The occupancy rate in the capital of Vienna - which has the highest death toll of any Austrian state - is 24 percent, the same as the Austrian average. 

Similarly, the occupancy rate was not yet critical in Upper Austria, where it is currently 18 percent. 

However, at the current rate, all coronavirus ICU bed allocations would be used up by the start of November- meaning an end to elective surgery in the state. 

READ: Austria's coronavirus death toll passes 1,000

In Vorarlberg, the situation is more serious.
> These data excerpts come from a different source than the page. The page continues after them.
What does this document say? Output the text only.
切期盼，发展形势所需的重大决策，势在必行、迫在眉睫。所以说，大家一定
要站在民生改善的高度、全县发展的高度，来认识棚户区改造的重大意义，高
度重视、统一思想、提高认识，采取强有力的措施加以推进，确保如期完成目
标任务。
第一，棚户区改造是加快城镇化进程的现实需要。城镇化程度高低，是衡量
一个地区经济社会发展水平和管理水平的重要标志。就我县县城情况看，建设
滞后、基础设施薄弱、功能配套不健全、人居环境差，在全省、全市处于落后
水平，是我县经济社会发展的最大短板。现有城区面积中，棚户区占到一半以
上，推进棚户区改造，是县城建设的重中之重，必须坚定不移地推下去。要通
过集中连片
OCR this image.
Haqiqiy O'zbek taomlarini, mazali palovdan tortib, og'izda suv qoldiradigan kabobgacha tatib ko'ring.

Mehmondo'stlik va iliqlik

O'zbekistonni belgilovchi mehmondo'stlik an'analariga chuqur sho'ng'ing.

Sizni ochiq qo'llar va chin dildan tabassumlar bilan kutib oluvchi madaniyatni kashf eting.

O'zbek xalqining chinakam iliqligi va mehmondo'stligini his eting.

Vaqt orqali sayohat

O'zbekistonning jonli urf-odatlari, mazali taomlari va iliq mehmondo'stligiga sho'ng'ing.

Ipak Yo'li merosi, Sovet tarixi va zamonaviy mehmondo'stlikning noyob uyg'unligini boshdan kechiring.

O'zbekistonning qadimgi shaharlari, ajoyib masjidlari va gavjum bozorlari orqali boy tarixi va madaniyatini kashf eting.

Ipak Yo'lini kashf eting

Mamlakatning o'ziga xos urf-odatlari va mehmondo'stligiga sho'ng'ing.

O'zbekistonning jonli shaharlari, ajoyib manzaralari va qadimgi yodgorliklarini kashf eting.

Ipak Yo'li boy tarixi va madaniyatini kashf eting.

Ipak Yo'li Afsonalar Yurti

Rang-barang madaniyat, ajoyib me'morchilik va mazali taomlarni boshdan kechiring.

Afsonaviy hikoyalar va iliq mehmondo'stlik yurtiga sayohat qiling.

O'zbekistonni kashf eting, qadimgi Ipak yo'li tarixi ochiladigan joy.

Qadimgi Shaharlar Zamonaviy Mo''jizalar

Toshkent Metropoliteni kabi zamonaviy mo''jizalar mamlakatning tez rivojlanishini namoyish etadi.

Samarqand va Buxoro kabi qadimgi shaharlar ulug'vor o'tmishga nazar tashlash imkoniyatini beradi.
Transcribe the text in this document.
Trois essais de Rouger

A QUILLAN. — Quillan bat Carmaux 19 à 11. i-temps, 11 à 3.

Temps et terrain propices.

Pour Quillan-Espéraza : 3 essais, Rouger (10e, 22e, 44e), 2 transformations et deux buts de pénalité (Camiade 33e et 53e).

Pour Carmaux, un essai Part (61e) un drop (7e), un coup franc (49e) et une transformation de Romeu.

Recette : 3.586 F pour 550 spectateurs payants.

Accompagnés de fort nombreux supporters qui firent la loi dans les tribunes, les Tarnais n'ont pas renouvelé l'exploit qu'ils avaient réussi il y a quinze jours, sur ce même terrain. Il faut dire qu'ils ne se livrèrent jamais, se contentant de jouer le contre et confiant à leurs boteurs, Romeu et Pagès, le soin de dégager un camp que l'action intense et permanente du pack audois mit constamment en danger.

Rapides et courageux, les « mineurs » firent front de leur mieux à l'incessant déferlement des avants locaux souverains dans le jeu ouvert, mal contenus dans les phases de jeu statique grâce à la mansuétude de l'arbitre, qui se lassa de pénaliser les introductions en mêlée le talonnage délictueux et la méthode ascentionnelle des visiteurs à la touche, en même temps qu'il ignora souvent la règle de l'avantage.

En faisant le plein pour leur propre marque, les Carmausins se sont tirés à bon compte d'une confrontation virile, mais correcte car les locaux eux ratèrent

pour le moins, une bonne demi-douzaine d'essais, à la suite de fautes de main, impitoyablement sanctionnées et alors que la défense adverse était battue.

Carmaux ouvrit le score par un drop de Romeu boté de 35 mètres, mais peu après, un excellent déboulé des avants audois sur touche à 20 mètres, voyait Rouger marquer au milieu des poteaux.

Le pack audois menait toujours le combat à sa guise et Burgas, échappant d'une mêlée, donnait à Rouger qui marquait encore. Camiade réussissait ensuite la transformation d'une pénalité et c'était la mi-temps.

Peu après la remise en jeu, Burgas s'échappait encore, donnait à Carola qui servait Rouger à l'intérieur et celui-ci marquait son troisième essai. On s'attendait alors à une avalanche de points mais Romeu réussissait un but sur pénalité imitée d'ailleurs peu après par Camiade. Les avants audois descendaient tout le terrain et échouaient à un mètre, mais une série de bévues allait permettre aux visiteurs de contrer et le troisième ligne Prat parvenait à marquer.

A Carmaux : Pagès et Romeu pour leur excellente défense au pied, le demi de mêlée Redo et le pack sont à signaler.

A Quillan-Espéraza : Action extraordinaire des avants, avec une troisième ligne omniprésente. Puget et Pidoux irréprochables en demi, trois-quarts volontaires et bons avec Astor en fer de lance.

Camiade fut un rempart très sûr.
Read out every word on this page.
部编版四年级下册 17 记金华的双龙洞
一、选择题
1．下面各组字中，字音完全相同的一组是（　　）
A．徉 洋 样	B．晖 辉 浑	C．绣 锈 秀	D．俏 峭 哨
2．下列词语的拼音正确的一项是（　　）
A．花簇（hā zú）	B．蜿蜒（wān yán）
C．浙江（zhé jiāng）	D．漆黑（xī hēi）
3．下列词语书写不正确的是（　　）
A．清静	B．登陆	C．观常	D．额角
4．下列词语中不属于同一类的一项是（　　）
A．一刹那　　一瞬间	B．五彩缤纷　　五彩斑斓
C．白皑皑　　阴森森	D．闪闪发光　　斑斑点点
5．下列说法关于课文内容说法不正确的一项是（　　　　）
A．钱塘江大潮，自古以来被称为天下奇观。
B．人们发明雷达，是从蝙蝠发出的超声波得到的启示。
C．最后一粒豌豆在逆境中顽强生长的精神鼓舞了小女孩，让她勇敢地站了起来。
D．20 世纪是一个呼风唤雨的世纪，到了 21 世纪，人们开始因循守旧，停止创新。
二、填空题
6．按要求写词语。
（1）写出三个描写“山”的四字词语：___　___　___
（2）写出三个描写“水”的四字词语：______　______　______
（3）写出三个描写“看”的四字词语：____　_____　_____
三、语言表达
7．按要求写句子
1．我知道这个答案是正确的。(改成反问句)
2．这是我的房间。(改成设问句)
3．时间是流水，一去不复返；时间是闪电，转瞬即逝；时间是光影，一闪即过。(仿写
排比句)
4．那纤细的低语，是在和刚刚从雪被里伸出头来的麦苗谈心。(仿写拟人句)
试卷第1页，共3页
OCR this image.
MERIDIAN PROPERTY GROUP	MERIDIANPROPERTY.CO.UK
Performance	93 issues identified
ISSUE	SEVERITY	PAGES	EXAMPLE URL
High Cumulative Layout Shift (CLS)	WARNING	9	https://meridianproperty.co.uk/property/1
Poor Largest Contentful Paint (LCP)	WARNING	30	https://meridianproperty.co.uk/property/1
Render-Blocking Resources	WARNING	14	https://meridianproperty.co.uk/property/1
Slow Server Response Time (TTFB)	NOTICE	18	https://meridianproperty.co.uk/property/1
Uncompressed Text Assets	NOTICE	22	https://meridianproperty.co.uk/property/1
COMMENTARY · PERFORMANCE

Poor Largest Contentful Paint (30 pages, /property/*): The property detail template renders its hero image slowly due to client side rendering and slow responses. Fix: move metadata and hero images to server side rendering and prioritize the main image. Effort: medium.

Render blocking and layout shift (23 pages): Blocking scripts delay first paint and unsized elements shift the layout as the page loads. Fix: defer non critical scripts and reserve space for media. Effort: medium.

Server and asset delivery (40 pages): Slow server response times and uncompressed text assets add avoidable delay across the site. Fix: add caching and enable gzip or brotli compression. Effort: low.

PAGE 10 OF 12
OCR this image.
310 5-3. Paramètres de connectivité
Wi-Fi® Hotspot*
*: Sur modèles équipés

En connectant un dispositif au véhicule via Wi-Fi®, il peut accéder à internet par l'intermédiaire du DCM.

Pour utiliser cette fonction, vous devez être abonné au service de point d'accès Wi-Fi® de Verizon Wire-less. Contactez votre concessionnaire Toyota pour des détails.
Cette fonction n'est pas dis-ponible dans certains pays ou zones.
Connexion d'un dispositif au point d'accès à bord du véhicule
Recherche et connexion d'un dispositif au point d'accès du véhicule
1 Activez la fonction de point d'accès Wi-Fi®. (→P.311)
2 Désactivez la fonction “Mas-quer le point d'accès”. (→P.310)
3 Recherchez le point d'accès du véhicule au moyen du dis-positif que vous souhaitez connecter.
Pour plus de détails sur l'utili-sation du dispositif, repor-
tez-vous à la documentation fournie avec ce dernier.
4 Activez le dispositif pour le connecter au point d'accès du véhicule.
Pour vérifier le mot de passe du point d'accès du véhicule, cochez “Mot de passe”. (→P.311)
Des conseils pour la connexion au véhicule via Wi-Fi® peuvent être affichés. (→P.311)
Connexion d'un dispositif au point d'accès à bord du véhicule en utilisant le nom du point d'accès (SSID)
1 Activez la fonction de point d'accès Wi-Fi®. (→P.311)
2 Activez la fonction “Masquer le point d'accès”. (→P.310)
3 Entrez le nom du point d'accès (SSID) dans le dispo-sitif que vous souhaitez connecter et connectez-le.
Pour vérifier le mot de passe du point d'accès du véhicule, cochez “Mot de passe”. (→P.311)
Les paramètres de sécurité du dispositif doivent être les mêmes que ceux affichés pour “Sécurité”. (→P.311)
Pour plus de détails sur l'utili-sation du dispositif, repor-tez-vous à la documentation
While 43 patients were being treated on Sunday for coronavirus, this rose to 69 on Tuesday. 

Similarly, authorities in Tirol are concerned about rising rates of hospitalisation. 

Governor Günther Platter (ÖVP) said on Tuesday that the situation was “quite serious”, reports Kurier. 

"It is our joint task to do everything in our power to prevent our health system from being overwhelmed," he said. 

The number of coronavirus infected rose from 107 on Friday to 152 on Tuesday, with 18 of them being treated in intensive care.

"We must do all we can to prevent the virus from spreading unchecked, especially in older population groups and among people at risk, so as not to bring our health system to the limit of what is possible," said infectiologist and director of the Innsbruck University Clinic for Internal Medicine, Günter Weiss.